Saul Williams et Gil Scott-Heron @ Paris
L’édition Jazz à la Villette 2010 accueillait, parmi une myriade de musiciens savoureux, le légendaire Gil Scott-Heron.
C’est à Saul Williams que revenait la tâche – périlleuse – d’ouvrir pour cet homme de paroles qui se veut “nouveau ici”, Gil Scott-Heron. L’artiste, dans une polyphonie slammée/déclamée/haranguée/chantée, s’inscrit clairement dans la lignée de l’aîné qu’il introduit ce soir, tout comme des Last Poets : le mode talkover domine sur un fond principalement percussif, sans oublier la présence du tromboniste et multi-instrumentiste Julien Chirol. Le Black Stacey, comme il se définit dans l’une de ses propres compositions, lance une ouverture fracassante, un poème bombe intitulé (Coded Language, que je pensais s’appeler Whereas), qu’il lit sur une sorte de parchemin. Saul Williams ne met guère longtemps à se mettre l’auditorium dans la poche. L’américain s’exprime d’ailleurs volontiers en français, avec un humour et une affabilité – entrecoupés de fous rires – tout naturels. Critiquant la politique états-unienne en matière de guerre (quoiqu’euphémisée et polie depuis l’arrivée d’Obama à la Maison Blanche), Saul Williams se fend même d’une petite pique désapprobatrice “Nous, les USA, la guerre pas bon. Mais en France aussi Sarkozy, non c’est pas bon”.

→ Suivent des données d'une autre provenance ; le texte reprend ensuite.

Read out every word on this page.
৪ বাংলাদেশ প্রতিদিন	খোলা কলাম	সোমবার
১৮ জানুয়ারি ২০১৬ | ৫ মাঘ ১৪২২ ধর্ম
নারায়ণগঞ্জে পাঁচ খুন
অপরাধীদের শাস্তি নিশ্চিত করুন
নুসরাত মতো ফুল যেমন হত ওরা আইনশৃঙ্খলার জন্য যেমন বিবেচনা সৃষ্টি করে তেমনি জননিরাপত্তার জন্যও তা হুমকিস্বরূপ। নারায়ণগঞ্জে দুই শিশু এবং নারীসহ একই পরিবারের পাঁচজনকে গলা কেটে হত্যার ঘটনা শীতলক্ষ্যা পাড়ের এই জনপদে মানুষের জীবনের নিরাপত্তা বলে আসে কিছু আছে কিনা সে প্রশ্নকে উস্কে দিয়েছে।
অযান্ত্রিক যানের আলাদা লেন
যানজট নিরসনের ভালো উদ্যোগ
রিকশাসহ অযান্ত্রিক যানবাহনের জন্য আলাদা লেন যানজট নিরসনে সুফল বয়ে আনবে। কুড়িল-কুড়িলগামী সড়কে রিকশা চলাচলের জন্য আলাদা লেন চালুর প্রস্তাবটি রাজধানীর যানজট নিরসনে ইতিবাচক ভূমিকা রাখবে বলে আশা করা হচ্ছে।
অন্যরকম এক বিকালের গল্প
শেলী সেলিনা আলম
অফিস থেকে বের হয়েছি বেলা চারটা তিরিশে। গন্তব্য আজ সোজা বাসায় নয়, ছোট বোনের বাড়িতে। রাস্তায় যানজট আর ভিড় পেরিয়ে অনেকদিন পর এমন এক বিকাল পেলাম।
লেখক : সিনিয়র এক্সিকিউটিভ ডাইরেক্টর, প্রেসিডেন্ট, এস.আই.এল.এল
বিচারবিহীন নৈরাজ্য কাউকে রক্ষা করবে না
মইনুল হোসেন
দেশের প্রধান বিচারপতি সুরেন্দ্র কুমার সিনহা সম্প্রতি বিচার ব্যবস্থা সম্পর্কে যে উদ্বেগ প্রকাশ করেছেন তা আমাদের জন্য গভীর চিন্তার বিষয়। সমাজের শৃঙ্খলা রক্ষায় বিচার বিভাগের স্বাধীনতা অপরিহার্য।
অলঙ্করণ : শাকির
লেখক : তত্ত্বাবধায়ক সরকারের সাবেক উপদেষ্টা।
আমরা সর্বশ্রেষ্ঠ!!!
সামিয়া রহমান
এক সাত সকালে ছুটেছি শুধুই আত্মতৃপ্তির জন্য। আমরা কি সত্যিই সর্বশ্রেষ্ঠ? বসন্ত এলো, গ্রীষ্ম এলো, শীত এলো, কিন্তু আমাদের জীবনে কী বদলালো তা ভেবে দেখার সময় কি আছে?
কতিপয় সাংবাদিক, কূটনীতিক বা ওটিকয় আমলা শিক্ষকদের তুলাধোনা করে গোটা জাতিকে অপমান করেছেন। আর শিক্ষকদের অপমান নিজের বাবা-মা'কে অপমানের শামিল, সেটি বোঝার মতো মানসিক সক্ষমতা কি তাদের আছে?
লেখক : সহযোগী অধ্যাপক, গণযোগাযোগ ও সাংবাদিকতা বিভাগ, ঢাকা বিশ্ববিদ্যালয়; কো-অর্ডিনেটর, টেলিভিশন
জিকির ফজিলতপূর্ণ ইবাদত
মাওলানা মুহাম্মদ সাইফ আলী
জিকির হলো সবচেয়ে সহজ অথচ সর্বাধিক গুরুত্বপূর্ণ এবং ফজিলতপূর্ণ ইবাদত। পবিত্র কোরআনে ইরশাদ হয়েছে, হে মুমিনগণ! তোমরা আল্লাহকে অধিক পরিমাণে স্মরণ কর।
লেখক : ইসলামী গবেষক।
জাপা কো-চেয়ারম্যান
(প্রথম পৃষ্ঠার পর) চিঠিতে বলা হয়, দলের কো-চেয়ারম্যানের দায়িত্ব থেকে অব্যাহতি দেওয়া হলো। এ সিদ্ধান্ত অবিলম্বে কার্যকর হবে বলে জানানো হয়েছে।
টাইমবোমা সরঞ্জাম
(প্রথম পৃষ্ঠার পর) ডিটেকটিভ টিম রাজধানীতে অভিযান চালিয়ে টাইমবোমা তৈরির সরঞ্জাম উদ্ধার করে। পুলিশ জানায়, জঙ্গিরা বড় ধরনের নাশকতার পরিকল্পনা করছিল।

Après une bonne heure de show, une très rapide balance (doit-on lui attribuer un rôle dans ce qui vient plus bas), Gil Scott-Heron prend possession de la scène, costume gris et casquette de baseball, visage buriné mangé par une barbe poivre et sel, témoignant l’usure du bonhomme. Gil Scott-Heron est heureux d’être à Paris, il n’y a aucune feinte dans son attitude. Il serait même l’anti-rap à lui-même (dixit Scott-Heron lui-même).
Gil Scott-Heron prend la parole, pas pressé d’envoyer un répertoire prestigieux que d’aucuns pourraient s’attendre à le voir s’enchaîner à la vas-y-que-je-te-pousse. Il se pose. Marche quelques allers-retours en prenant le temps de cueillir chaque regard, palpant l’atmosphère et ouvrant, riant, sur l’incise que porte son dernier opus : I’m New Here. Gil, avec une modestie tendre, nous annonce, que le plus important n’est pas d’apprécier la musique mais de s’amuser soi ! (“You’re not supposed to enjoy the music, If you don’t – I don’t mind, but just enjoy yourselves !”). Sur ce, l’artiste s’installe confortablement derrière un piano de type Fender Rhodes qui accompagne à merveille sa voix passée de ténor au quasi baryton, tannée par les années et teintée par des excès. Loin de l’orchestration soul-jazz de Pieces of a man (1970), dominée par la rythmique légendaire de Bernard Purdie et Ron Carter, la formation, sommaire et semi-acoustique, “The Midnight Band”, se résume à un pianiste/harmoniciste (dont les chorus m’ont beaucoup rappelé ceux de Stevie Wonder), un saxophoniste/flûtiste, un percussionniste jouant principalement des congas. Gil Scott-Heron semble se laisser aller au gré d’un petit picorage dans 40 années de musique, appuyant sa musique d’une sincérité jamais feinte. L’homme, nerveux et toujours enthousiaste, s’emballe parfois un peu (Home is were the hatred is, que je compte parmi mes titres préférés, a été exécuté si vite que ça a pas mal confiné au brouhaha – je n’arrivais même plus à suivre les paroles), mais se fait à d’autres et nombreuses occasions brillant et rassurant (We almost lost Detroit seul au Rhodes, impeccable ou le poignant I’ll take care of you). Sans oublier qu’il se lève souvent pour communiquer avec l’auditoire, logé dans une salle qui n’a pourtant que peu à voir avec l’ambiance intime des clubs qui ont vu naître Small Talk At 125th And Lenox. Si la mise en place musicale n’était pas parfaite, Gil Scott-Heron prouve néanmoins sa grande honnêteté musicale – où la poésie dégagée tient autant à la qualité intrinsèque de ses compositions qu’à l’événement qui consacre sa manière de relation au public –un sens de l’humour et de l’autodérision (“You know, I’ve been sampled by many people!”) et une maestria hors du commun. Un seul rappel sera offert par l’artiste, Better Days Ahead.
Le seul cliché de la soirée ? Des “yeahhhh” , “right man” hurlés dans le public comme s’il ont était dans la 52e rue de New York, qui, dans le contexte, semblaient franchement décalés.
Et l’on sentait que le grand Gil voulait son concert parisien.
Qu’il revienne nous en-chanter, nous l’attendons.